Denpasar (ANTARA) - BUMD PT Bank Pembangunan Daerah (BPD) atau Bank BPD Bali memetik kinerja positif baik dari sisi debitur dan perbankan setelah Otoritas Jasa Keuangan (OJK) menerapkan relaksasi kredit ke para debitur terdampak COVID-19.
“Stimulus restrukturisasi terbukti ampuh dalam mendorong penguatan pelaku UMKM termasuk juga ke perbankan,” kata Direktur Utama Bank BPD Bali I Nyoman Sudharma di Denpasar, Selasa.
Pihaknya optimistis setelah kebijakan restrukturisasi kredit itu resmi berakhir pada 31 Maret 2024 kinerja tetap berada di jalur positif karena didukung perekonomian di Pulau Dewata yang mulai bangkit.
Berdasarkan data Badan Pusat Statistik (BPS) Bali, ekonomi Bali mampu tumbuh 5,71 persen pada 2023 atau lebih tinggi dibandingkan 2022 mencapai 4,84 persen.
Bahkan, pertumbuhan ekonomi pada 2023 itu sudah melampaui pertumbuhan pada 2019 atau sebelum COVID-19 melanda yang mencapai 5,60 persen.
Baca juga: Bank BPD Bali siapkan Rp600 miliar isi ATM saat libur Lebaran
Sejak 2020, bank pelat merah itu mengambil langkah antisipasi sebagai upaya mitigasi risiko berkaitan dengan pencabutan kebijakan restrukturisasi kredit itu.
Antisipasi itu di antaranya melakukan pengawasan ketat terhadap kredit yang bermasalah untuk menangkal tren pemburukan kredit yang didukung oleh kemampuan analisis kredit.

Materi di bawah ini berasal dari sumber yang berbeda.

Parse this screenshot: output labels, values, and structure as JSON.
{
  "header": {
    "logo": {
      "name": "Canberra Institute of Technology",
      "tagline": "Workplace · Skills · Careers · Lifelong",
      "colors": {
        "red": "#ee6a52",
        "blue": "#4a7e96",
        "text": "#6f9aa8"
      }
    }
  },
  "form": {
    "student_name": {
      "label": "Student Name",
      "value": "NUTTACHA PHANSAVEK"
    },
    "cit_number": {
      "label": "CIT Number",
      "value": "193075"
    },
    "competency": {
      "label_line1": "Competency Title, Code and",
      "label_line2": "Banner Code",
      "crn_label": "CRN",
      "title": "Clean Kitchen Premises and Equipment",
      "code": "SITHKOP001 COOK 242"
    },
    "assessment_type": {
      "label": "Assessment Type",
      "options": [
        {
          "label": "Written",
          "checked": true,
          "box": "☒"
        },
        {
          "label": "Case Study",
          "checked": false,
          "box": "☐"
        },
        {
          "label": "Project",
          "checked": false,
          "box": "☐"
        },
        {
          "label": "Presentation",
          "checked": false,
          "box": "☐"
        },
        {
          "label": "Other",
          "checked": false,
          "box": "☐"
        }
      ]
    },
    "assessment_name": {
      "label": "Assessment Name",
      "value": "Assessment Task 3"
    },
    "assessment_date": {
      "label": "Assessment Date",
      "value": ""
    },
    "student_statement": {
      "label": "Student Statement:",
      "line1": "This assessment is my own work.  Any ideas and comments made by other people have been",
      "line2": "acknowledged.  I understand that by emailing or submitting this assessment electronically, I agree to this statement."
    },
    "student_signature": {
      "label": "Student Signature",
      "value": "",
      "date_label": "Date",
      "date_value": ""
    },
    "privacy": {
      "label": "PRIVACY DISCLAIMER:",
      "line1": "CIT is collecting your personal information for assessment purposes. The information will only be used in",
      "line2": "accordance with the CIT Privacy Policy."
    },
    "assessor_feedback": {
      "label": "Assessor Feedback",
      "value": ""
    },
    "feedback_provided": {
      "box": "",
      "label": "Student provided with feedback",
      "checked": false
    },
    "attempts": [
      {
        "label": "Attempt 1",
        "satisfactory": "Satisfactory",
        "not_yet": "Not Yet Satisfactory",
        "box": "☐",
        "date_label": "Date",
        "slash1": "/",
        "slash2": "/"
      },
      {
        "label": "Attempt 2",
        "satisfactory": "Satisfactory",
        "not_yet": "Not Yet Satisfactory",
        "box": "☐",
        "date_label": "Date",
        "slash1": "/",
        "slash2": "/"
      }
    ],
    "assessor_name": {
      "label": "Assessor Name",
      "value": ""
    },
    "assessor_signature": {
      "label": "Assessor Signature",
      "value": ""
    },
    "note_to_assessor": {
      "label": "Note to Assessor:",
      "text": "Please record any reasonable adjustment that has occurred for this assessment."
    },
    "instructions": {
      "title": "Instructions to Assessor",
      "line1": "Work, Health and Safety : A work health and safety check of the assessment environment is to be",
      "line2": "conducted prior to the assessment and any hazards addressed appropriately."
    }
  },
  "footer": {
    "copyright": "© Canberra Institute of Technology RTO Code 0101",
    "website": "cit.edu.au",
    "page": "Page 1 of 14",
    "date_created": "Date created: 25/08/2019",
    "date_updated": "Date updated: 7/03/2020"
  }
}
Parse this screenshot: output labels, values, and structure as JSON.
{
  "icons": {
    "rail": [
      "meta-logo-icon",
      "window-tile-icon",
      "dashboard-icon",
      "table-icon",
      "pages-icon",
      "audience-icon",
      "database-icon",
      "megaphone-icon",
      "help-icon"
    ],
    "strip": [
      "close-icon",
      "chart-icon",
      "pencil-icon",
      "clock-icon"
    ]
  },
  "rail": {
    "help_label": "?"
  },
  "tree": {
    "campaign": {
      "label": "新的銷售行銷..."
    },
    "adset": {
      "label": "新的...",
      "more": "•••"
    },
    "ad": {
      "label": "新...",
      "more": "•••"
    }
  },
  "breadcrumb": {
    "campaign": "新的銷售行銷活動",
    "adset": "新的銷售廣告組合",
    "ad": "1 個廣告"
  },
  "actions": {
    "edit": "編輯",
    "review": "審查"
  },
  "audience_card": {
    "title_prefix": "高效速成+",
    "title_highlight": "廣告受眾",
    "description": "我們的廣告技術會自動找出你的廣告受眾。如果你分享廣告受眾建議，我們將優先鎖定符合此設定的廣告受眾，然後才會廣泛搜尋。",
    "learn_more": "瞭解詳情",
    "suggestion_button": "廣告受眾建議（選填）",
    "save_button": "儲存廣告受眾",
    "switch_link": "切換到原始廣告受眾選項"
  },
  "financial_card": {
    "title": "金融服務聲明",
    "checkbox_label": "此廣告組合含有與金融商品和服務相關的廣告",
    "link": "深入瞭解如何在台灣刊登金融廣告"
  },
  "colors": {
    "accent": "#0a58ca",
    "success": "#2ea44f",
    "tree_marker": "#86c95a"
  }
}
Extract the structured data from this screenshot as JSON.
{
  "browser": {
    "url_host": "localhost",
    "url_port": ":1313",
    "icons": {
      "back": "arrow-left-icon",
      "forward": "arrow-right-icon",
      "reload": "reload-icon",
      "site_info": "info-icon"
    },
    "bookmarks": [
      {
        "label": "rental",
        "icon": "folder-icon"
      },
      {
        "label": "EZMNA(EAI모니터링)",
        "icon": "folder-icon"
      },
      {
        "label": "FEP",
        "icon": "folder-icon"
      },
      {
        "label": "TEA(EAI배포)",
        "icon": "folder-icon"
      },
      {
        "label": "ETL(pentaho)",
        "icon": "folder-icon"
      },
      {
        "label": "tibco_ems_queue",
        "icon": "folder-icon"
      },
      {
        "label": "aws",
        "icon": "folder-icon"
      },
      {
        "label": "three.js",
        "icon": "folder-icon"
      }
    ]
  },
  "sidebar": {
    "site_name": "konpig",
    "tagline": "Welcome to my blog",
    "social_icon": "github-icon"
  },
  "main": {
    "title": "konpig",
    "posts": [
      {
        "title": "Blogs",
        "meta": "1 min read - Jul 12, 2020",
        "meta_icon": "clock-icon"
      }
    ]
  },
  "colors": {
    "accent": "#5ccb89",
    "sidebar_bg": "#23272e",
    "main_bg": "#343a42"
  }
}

Selain itu, kata dia, selektif dalam melakukan restrukturisasi kredit khususnya kredit yang berulang dan melakukan pembentukan cadangan atas kredit bermasalah secara konservatif.
Bank milik pemerintah daerah di Bali itu juga melepas atau menghapus penandaan atas restrukturisasi kredit terdampak pandemi COVID-19 secara bertahap.
Penandaan dihapus, lanjut dia, apabila debitur telah memenuhi kewajiban sesuai perjanjian kredit terakhir.
“Penandaan ini merupakan aspek penting untuk mengecualikan kredit restrukturisasi dari penghitungan kualitas yang rendah di bank,” imbuh Sudharma.
Baca juga: BPD Bali bagikan dividen Rp553,6 miliar untuk tahun buku 2023
Melalui strategi tersebut, realisasi kredit bermasalah atau Non Performing Loan (NPL) dapat terjaga pada level 1,29 persen per posisi Februari 2024.
Kemudian secara kuantitatif, terjadi penurunan outstanding atas kredit restrukturisasi COVID-19 sebesar 12,2 persen dari Desember 2023 sebesar Rp929 miliar menjadi Rp816 miliar pada Februari 2024.
Dengan demikian, penurunan tersebut berdampak pada penurunan rasio kredit kualitas rendah (loan at risk/LAR) dari 8,41 persen pada Desember 2023 menjadi 8,06 persen pada Februari 2024.
Tak hanya kualitas debitur membaik, kebijakan itu juga mendukung permodalan bank yang relatif kuat dalam melakukan ekspansi dan mitigasi risiko.
Buktinya, kata dia, rasio kewajiban penyediaan modal minimum (KPMM) bank dapat meningkat dari sebesar 25,38 persen pada Desember 2023 menjadi 26,32 persen pada Februari 2024.